Archives of Internal Medicine
Zonisamide for Weight Reduction in Obese Adults: A 1-Year Randomized Controlled Trial
Background Obese individuals who have failed to achieve adequate weight loss with lifestyle changes have limited nonsurgical therapeutic options. We evaluated the efficacy and tolerability of zonisamide, an antiepileptic drug, for enhancing weight loss in obese patients receiving diet and lifestyle guidance.

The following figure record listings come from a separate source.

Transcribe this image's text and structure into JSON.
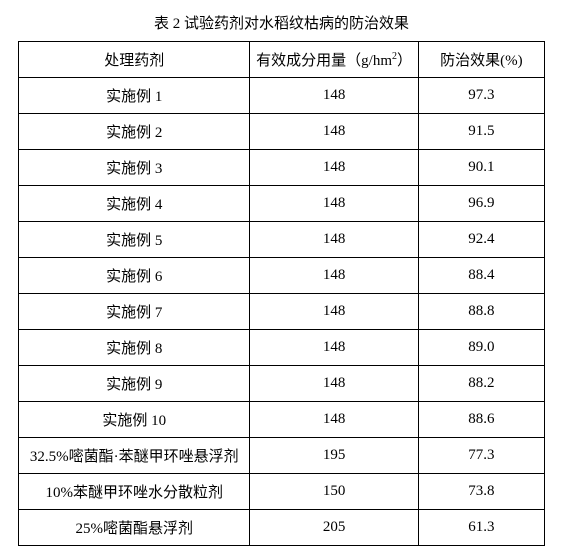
{
  "title": "表 2 试验药剂对水稻纹枯病的防治效果",
  "columns": [
    "处理药剂",
    "有效成分用量（g/hm²）",
    "防治效果(%)"
  ],
  "rows": [
    {
      "agent": "实施例 1",
      "dose": "148",
      "effect": "97.3"
    },
    {
      "agent": "实施例 2",
      "dose": "148",
      "effect": "91.5"
    },
    {
      "agent": "实施例 3",
      "dose": "148",
      "effect": "90.1"
    },
    {
      "agent": "实施例 4",
      "dose": "148",
      "effect": "96.9"
    },
    {
      "agent": "实施例 5",
      "dose": "148",
      "effect": "92.4"
    },
    {
      "agent": "实施例 6",
      "dose": "148",
      "effect": "88.4"
    },
    {
      "agent": "实施例 7",
      "dose": "148",
      "effect": "88.8"
    },
    {
      "agent": "实施例 8",
      "dose": "148",
      "effect": "89.0"
    },
    {
      "agent": "实施例 9",
      "dose": "148",
      "effect": "88.2"
    },
    {
      "agent": "实施例 10",
      "dose": "148",
      "effect": "88.6"
    },
    {
      "agent": "32.5%嘧菌酯·苯醚甲环唑悬浮剂",
      "dose": "195",
      "effect": "77.3"
    },
    {
      "agent": "10%苯醚甲环唑水分散粒剂",
      "dose": "150",
      "effect": "73.8"
    },
    {
      "agent": "25%嘧菌酯悬浮剂",
      "dose": "205",
      "effect": "61.3"
    }
  ]
}
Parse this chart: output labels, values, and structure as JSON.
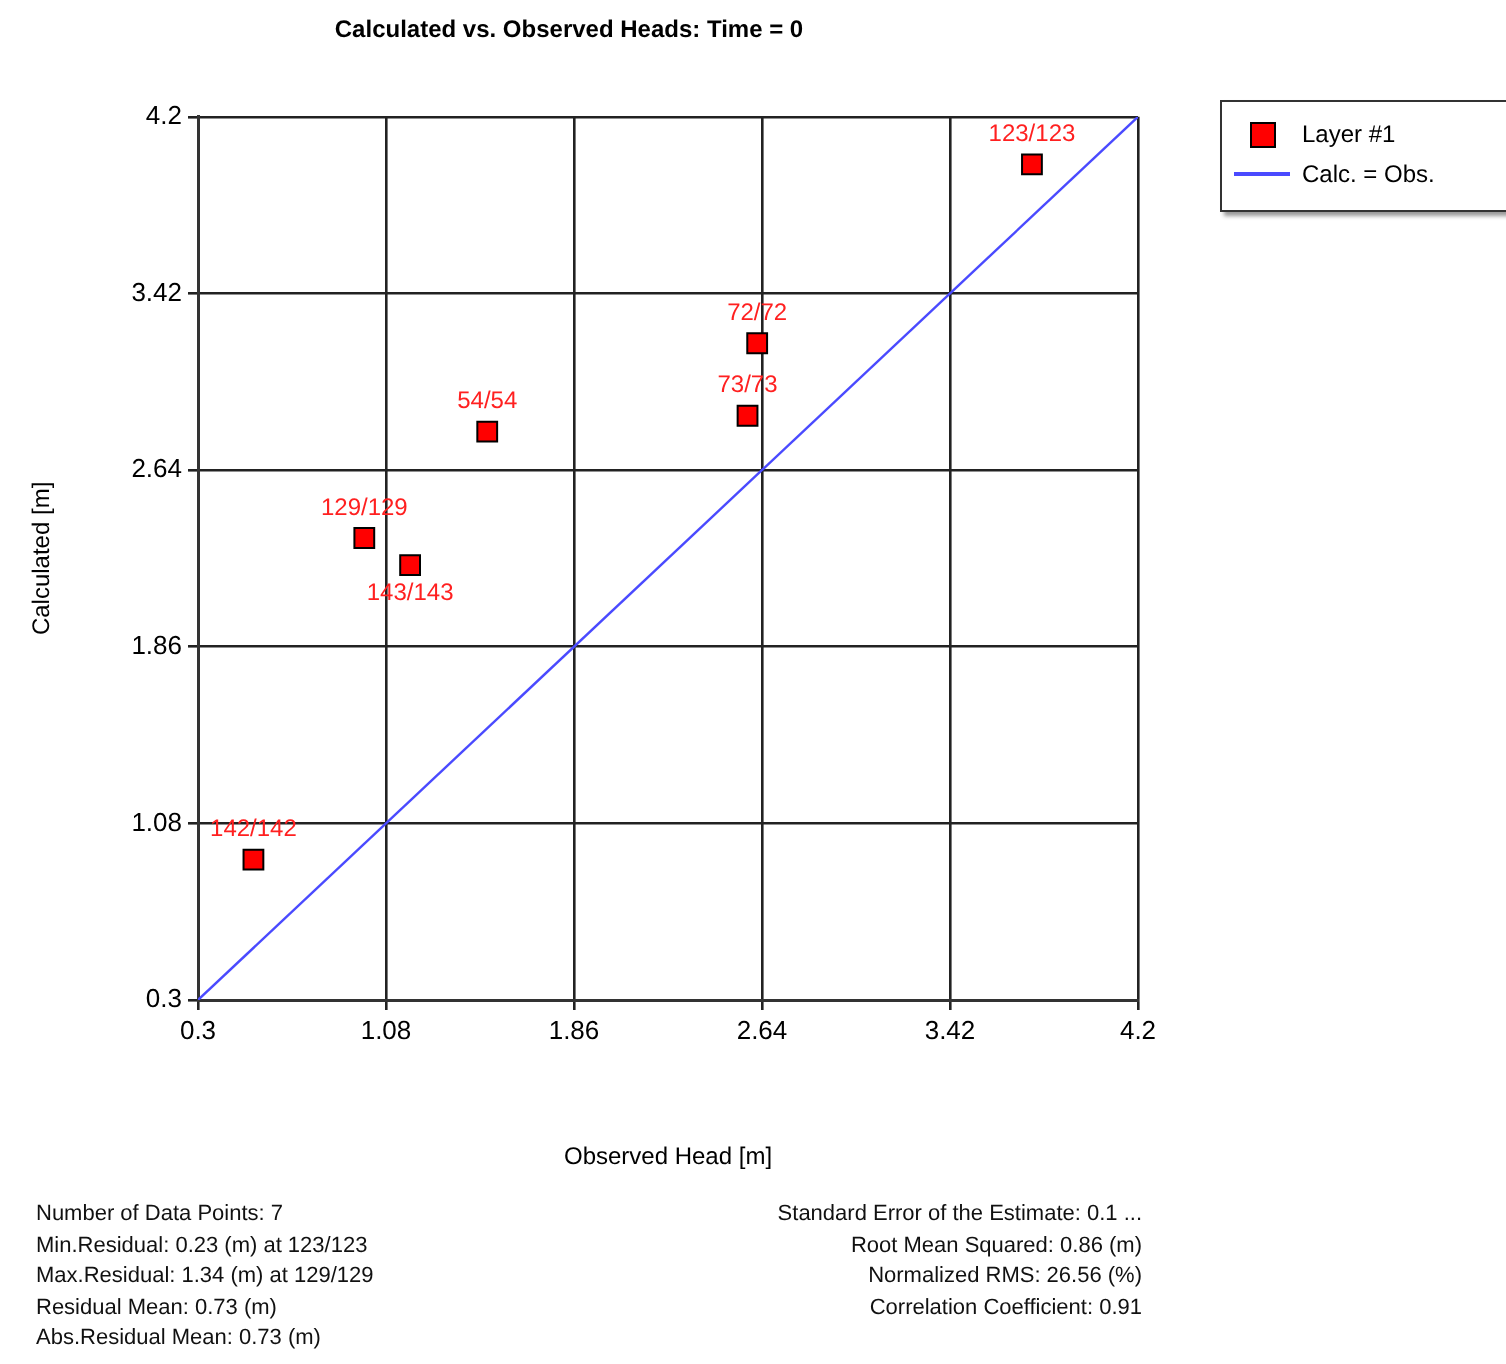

Methods This was a 1-year, randomized, double-blind, placebo-controlled trial conducted from January 9, 2006, through September 20, 2011, at Duke University Medical Center. A total of 225 obese (mean [SD] body mass index, 37.6 [4.9]) participants included 134 women (59.6%) and 91 men (40.4%) without diabetes mellitus. (Body mass index is calculated as weight in kilograms divided by height in meters squared.) Interventions were daily dosing with placebo (n = 74), 200 mg of zonisamide (n = 76), or 400 mg of zonisamide (n = 75), in addition to diet and lifestyle counseling by a dietitian for 1 year. Primary outcome was change in body weight at 1 year.
Results Of the 225 randomized patients, 218 (96.9%) provided 1-year follow-up assessments. Change in body weight was −4.0 kg (95% CI, −5.8 to −2.3 kg; least squares mean, −3.7%) for placebo, −4.4 kg (−6.1 to −2.6 kg; −3.9%; P = .79 vs placebo) for 200 mg of zonisamide, and −7.3 kg (−9.0 to −5.6 kg; −6.8%; P = .009 vs placebo) for 400 mg of zonisamide. In the categorical analysis, 23 (31.1%) assigned to placebo, 26 (34.2%; P = .72) assigned to 200 mg of zonisamide, and 41 (54.7%; P = .007) assigned to 400 mg of zonisamide achieved 5% or greater weight loss; for 10% or greater weight loss, the corresponding numbers were 6 (8.1%), 17 (22.4%; P = .02), and 24 (32.0%; P < .001). Gastrointestinal, nervous system, and psychiatric adverse events occurred at a higher incidence with zonisamide than with placebo.
Conclusion Zonisamide at the daily dose of 400 mg moderately enhanced weight loss achieved with diet and lifestyle counseling but had a high incidence of adverse events.
Arch Intern Med. 2012;172(20):1557-1564.